Es La Gallarda un espectáculo paradójicamente enfermo de riqueza: una acumulación excesiva de calidades que abruma a la capacidad de recepción del espectador, quien acaba perdiendo el hilo de la palabra y ésta se le queda más acá de donde ha de llegar por fuerza -si quiere cumplir sudestino- una palabra con ambición de tragedia, como es ésta. El brillantísimo espectáculo no logra traspasar la frontera de las evidencias, ni por ello consigue hacemos ver el lado invisible que hay más allá de estas palabras: el lado indecible de éstas, el lado del misterio, sin cuya oscura presencia y capacidad de contagio no hay tragedia, sino simulación de ella.
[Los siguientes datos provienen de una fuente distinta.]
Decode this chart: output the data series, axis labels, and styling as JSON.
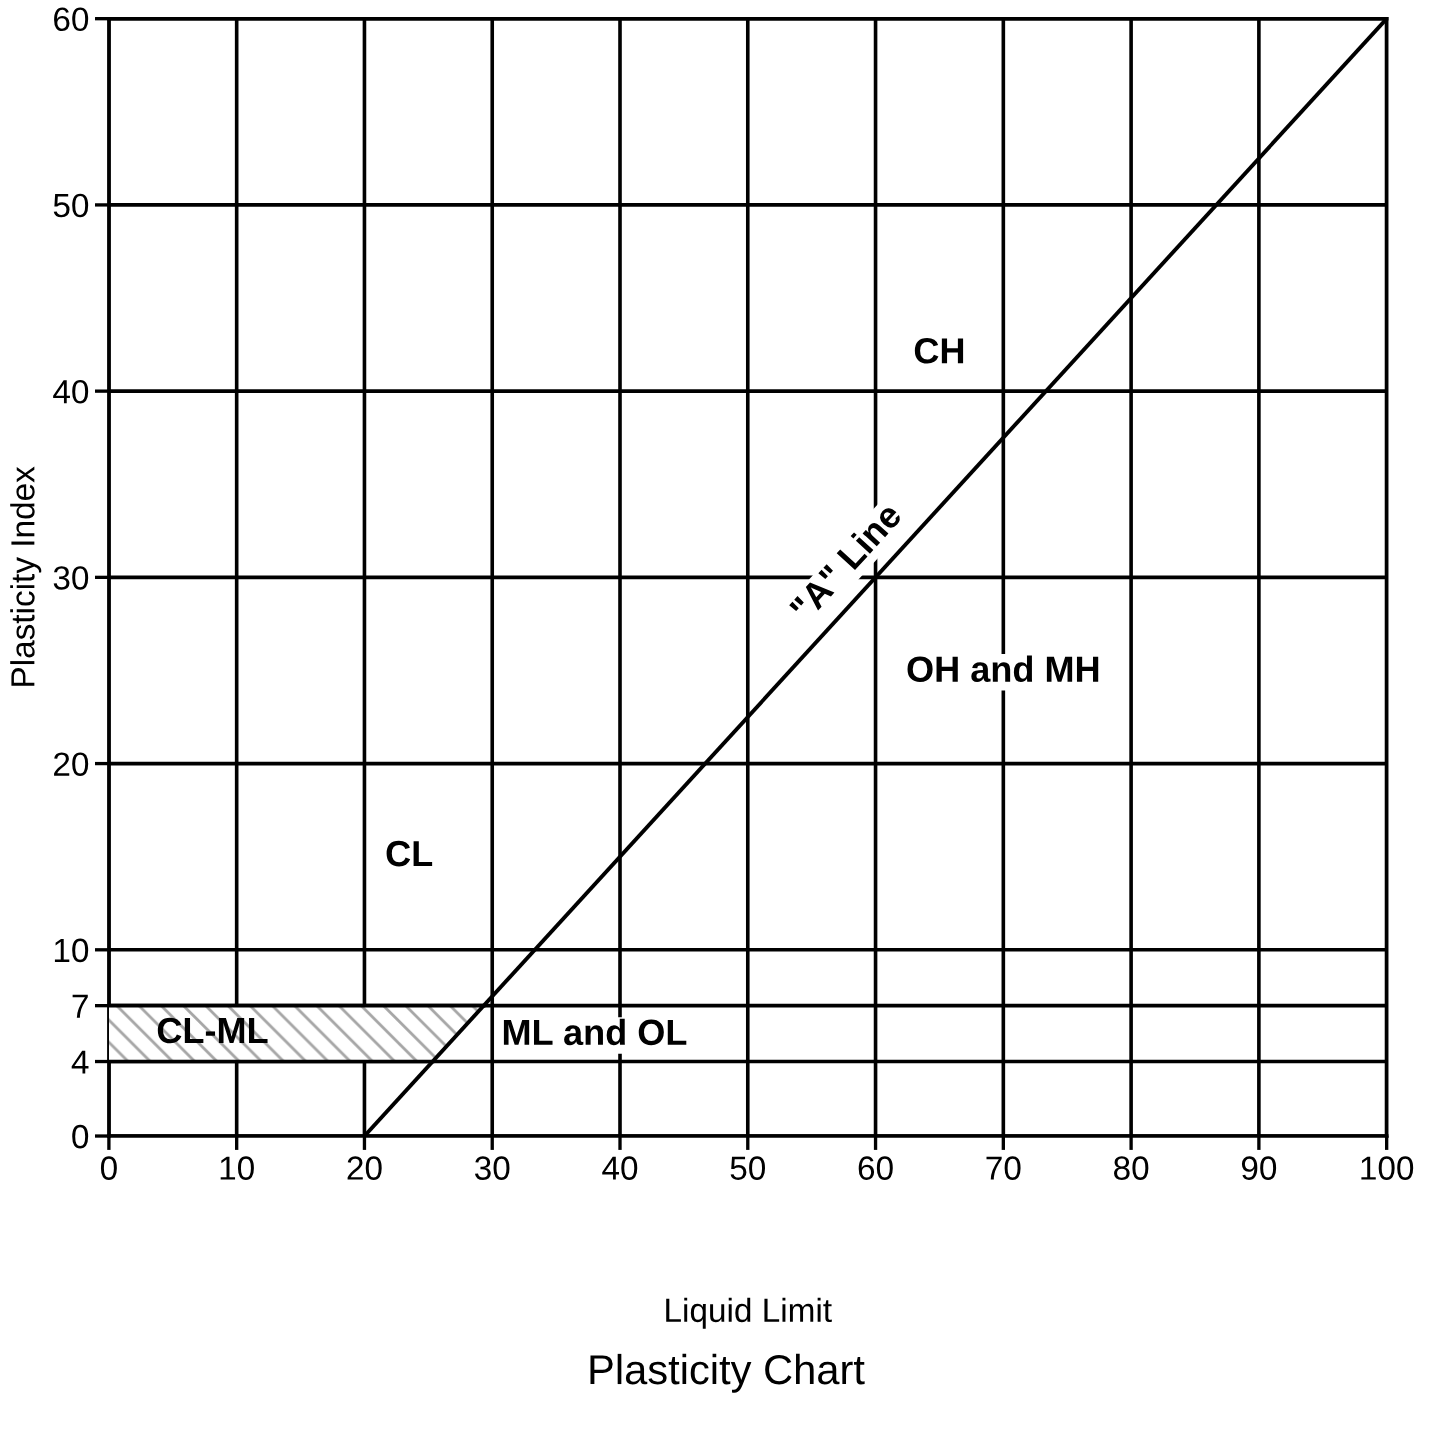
{
  "chart_data": {
    "type": "line",
    "title": "Plasticity Chart",
    "xlabel": "Liquid Limit",
    "ylabel": "Plasticity Index",
    "series": [
      {
        "name": "\"A\" Line",
        "color": "#000000",
        "x": [
          20,
          100
        ],
        "values": [
          0,
          60
        ]
      }
    ],
    "bands": [
      {
        "axis": "y",
        "from": 4,
        "to": 7,
        "label": "CL-ML",
        "color": "#a6a6a6"
      }
    ],
    "annotations": [
      "CH",
      "OH and MH",
      "CL",
      "ML and OL"
    ],
    "xlim": [
      0,
      100
    ],
    "ylim": [
      0,
      60
    ],
    "xticks": [
      0,
      10,
      20,
      30,
      40,
      50,
      60,
      70,
      80,
      90,
      100
    ],
    "yticks": [
      0,
      4,
      7,
      10,
      20,
      30,
      40,
      50,
      60
    ],
    "grid": true,
    "legend": false,
    "marker": "none",
    "line_style": "solid"
  }
}
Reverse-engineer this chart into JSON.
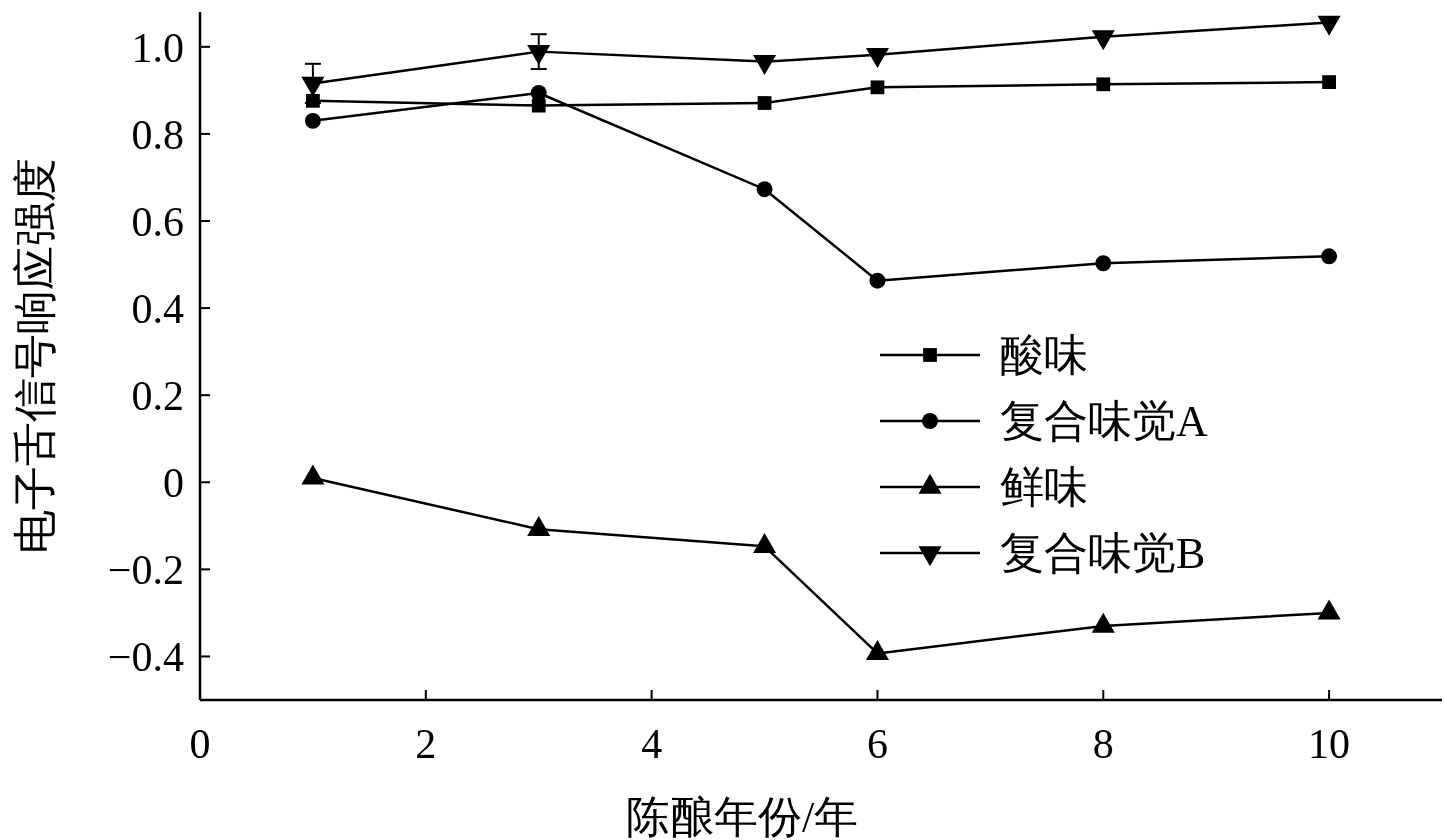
{
  "chart_data": {
    "type": "line",
    "xlabel": "陈酿年份/年",
    "ylabel": "电子舌信号响应强度",
    "xlim": [
      0,
      11
    ],
    "xticks": [
      0,
      2,
      4,
      6,
      8,
      10
    ],
    "ylim": [
      -0.5,
      1.08
    ],
    "yticks": [
      {
        "value": -0.4,
        "label": "−0.4"
      },
      {
        "value": -0.2,
        "label": "−0.2"
      },
      0,
      0.2,
      0.4,
      0.6,
      0.8,
      {
        "value": 1.0,
        "label": "1.0"
      }
    ],
    "x": [
      1,
      3,
      5,
      6,
      8,
      10
    ],
    "series": [
      {
        "name": "酸味",
        "color": "#000000",
        "marker": "square",
        "values": [
          0.876,
          0.865,
          0.871,
          0.907,
          0.914,
          0.919
        ]
      },
      {
        "name": "复合味觉A",
        "color": "#000000",
        "marker": "circle",
        "values": [
          0.83,
          0.894,
          0.673,
          0.463,
          0.503,
          0.519
        ]
      },
      {
        "name": "鲜味",
        "color": "#000000",
        "marker": "triangle",
        "values": [
          0.01,
          -0.108,
          -0.147,
          -0.393,
          -0.33,
          -0.3
        ]
      },
      {
        "name": "复合味觉B",
        "color": "#000000",
        "marker": "triangle-down",
        "values": [
          0.916,
          0.989,
          0.966,
          0.982,
          1.023,
          1.056
        ],
        "errors": [
          0.045,
          0.04,
          null,
          null,
          null,
          null
        ]
      }
    ],
    "legend": "right"
  }
}
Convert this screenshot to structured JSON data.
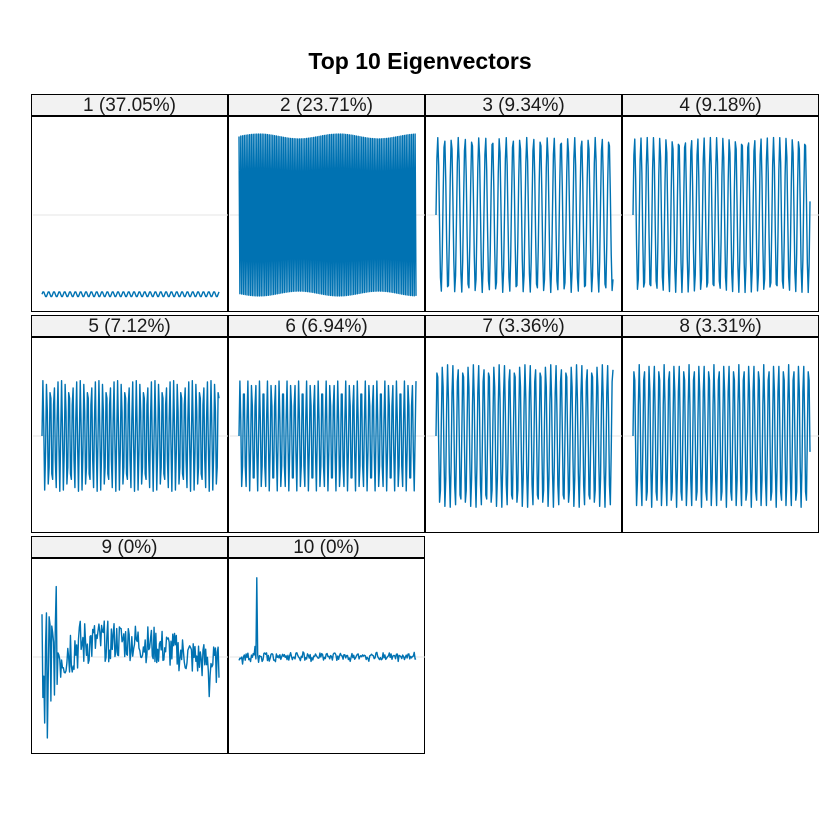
{
  "title": "Top 10 Eigenvectors",
  "colors": {
    "line": "#0072b2",
    "strip_bg": "#f2f2f2",
    "grid": "#e6e6e6"
  },
  "chart_data": {
    "type": "line",
    "title": "Top 10 Eigenvectors",
    "grid": true,
    "ylim": [
      -1,
      1
    ],
    "panels": [
      {
        "label": "1 (37.05%)",
        "pattern": "flat",
        "level": -0.9,
        "amp": 0.03,
        "period": 6
      },
      {
        "label": "2 (23.71%)",
        "pattern": "square",
        "amp": 0.92,
        "period": 2.2
      },
      {
        "label": "3 (9.34%)",
        "pattern": "sine",
        "amp": 0.88,
        "period": 7.7
      },
      {
        "label": "4 (9.18%)",
        "pattern": "sine",
        "amp": 0.88,
        "period": 7.1
      },
      {
        "label": "5 (7.12%)",
        "pattern": "sine",
        "amp": 0.63,
        "period": 4.2
      },
      {
        "label": "6 (6.94%)",
        "pattern": "sine",
        "amp": 0.63,
        "period": 4.4
      },
      {
        "label": "7 (3.36%)",
        "pattern": "sine",
        "amp": 0.81,
        "period": 5.8
      },
      {
        "label": "8 (3.31%)",
        "pattern": "sine",
        "amp": 0.81,
        "period": 5.6
      },
      {
        "label": "9 (0%)",
        "pattern": "noisy",
        "amp": 0.9
      },
      {
        "label": "10 (0%)",
        "pattern": "spike",
        "amp": 0.9
      }
    ]
  }
}
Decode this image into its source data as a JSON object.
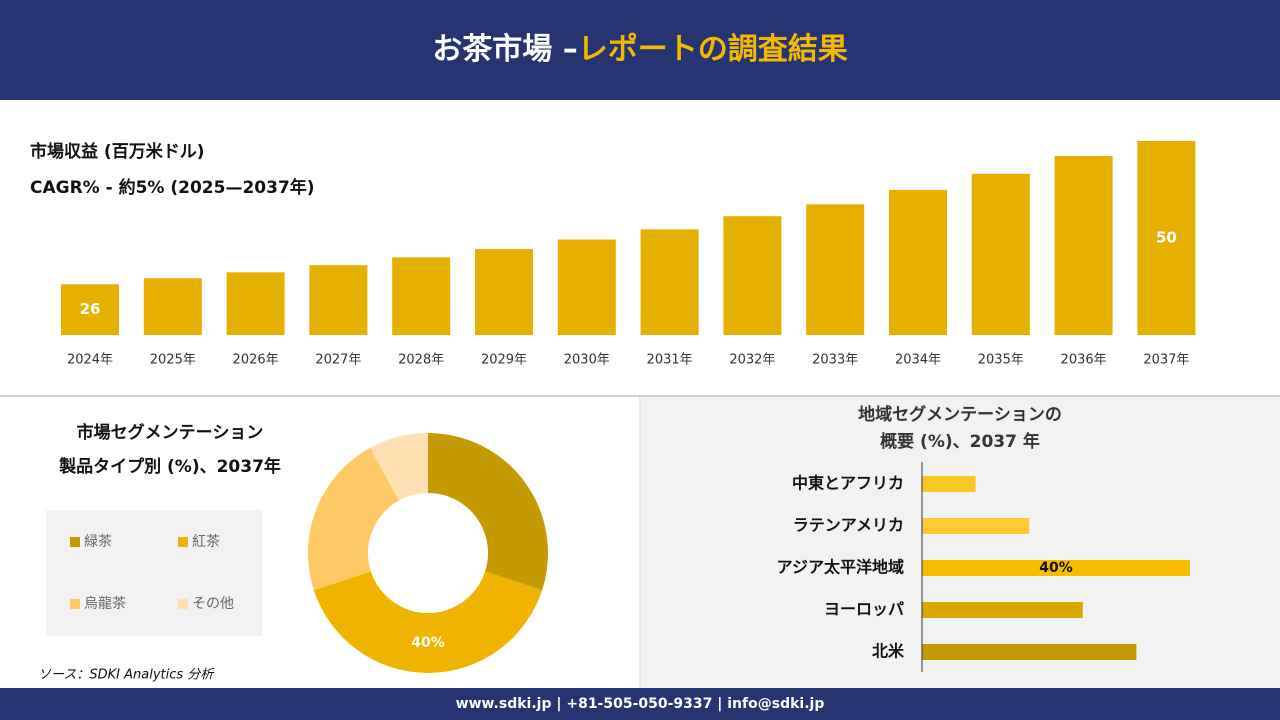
{
  "header": {
    "title": "お茶市場 –",
    "highlight": "レポートの調査結果"
  },
  "chart_data": [
    {
      "type": "bar",
      "title": "市場収益 (百万米ドル)",
      "subtitle": "CAGR% - 約5% (2025—2037年)",
      "categories": [
        "2024年",
        "2025年",
        "2026年",
        "2027年",
        "2028年",
        "2029年",
        "2030年",
        "2031年",
        "2032年",
        "2033年",
        "2034年",
        "2035年",
        "2036年",
        "2037年"
      ],
      "values": [
        26,
        27,
        28,
        29.2,
        30.5,
        31.9,
        33.5,
        35.2,
        37.4,
        39.4,
        41.8,
        44.5,
        47.5,
        50
      ],
      "value_labels": [
        "26",
        null,
        null,
        null,
        null,
        null,
        null,
        null,
        null,
        null,
        null,
        null,
        null,
        "50"
      ],
      "color": "#e6b000",
      "ylim": [
        17.5,
        50
      ]
    },
    {
      "type": "donut",
      "title": "市場セグメンテーション",
      "subtitle": "製品タイプ別 (%)、2037年",
      "categories": [
        "緑茶",
        "紅茶",
        "烏龍茶",
        "その他"
      ],
      "values": [
        30,
        40,
        22,
        8
      ],
      "value_labels": [
        null,
        "40%",
        null,
        null
      ],
      "colors": [
        "#c49a00",
        "#f0b400",
        "#ffc966",
        "#ffe0b2"
      ]
    },
    {
      "type": "barh",
      "title": "地域セグメンテーションの",
      "subtitle": "概要 (%)、2037 年",
      "categories": [
        "中東とアフリカ",
        "ラテンアメリカ",
        "アジア太平洋地域",
        "ヨーロッパ",
        "北米"
      ],
      "values": [
        8,
        16,
        40,
        24,
        32
      ],
      "value_labels": [
        null,
        null,
        "40%",
        null,
        null
      ],
      "colors": [
        "#f9c623",
        "#ffc933",
        "#f7be00",
        "#d9a800",
        "#c49a00"
      ],
      "xlim": [
        0,
        40
      ]
    }
  ],
  "source": "ソース：SDKI Analytics 分析",
  "footer": "www.sdki.jp | +81-505-050-9337 | info@sdki.jp"
}
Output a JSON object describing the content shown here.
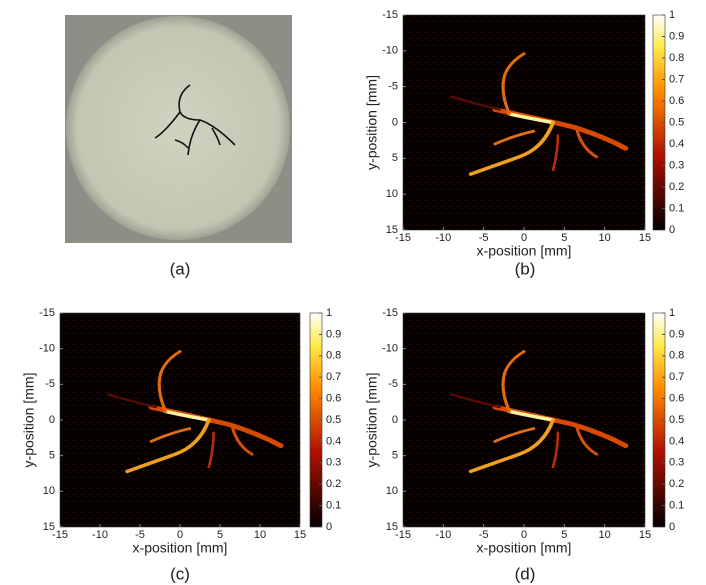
{
  "panels": [
    {
      "label": "(a)"
    },
    {
      "label": "(b)",
      "xlabel": "x-position [mm]",
      "ylabel": "y-position [mm]",
      "xlim": [
        -15,
        15
      ],
      "ylim": [
        -15,
        15
      ],
      "xticks": [
        -15,
        -10,
        -5,
        0,
        5,
        10,
        15
      ],
      "yticks": [
        -15,
        -10,
        -5,
        0,
        5,
        10,
        15
      ],
      "colorbar": {
        "lim": [
          0,
          1
        ],
        "ticks": [
          0,
          0.1,
          0.2,
          0.3,
          0.4,
          0.5,
          0.6,
          0.7,
          0.8,
          0.9,
          1
        ]
      }
    },
    {
      "label": "(c)",
      "xlabel": "x-position [mm]",
      "ylabel": "y-position [mm]",
      "xlim": [
        -15,
        15
      ],
      "ylim": [
        -15,
        15
      ],
      "xticks": [
        -15,
        -10,
        -5,
        0,
        5,
        10,
        15
      ],
      "yticks": [
        -15,
        -10,
        -5,
        0,
        5,
        10,
        15
      ],
      "colorbar": {
        "lim": [
          0,
          1
        ],
        "ticks": [
          0,
          0.1,
          0.2,
          0.3,
          0.4,
          0.5,
          0.6,
          0.7,
          0.8,
          0.9,
          1
        ]
      }
    },
    {
      "label": "(d)",
      "xlabel": "x-position [mm]",
      "ylabel": "y-position [mm]",
      "xlim": [
        -15,
        15
      ],
      "ylim": [
        -15,
        15
      ],
      "xticks": [
        -15,
        -10,
        -5,
        0,
        5,
        10,
        15
      ],
      "yticks": [
        -15,
        -10,
        -5,
        0,
        5,
        10,
        15
      ],
      "colorbar": {
        "lim": [
          0,
          1
        ],
        "ticks": [
          0,
          0.1,
          0.2,
          0.3,
          0.4,
          0.5,
          0.6,
          0.7,
          0.8,
          0.9,
          1
        ]
      }
    }
  ]
}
Vemos y oímos exquisiteces hechas ópera, copla, ballet, oratorio, tablado, alarde escenográfico, exuberancia de medios, derroches de buen gusto, palabra hecha música, cataratas de imágenes. Pero no asistimos a una ceremonia trágica, no percibimos ese aroma negro que despide la emoción pura, escueta, desnuda, de la representación de una pasión en forma de mito. Y lo que debiera ser un escalofrío, pierde en su camino las primeras letras y se queda simplemente en frío. Un frío sin escalo, sin ascenso, sin ese vertiginoso ir hacia arriba que requiere todo verdadero espectáculo trágico, toda representación en carne viva de un enigma indescrifrable.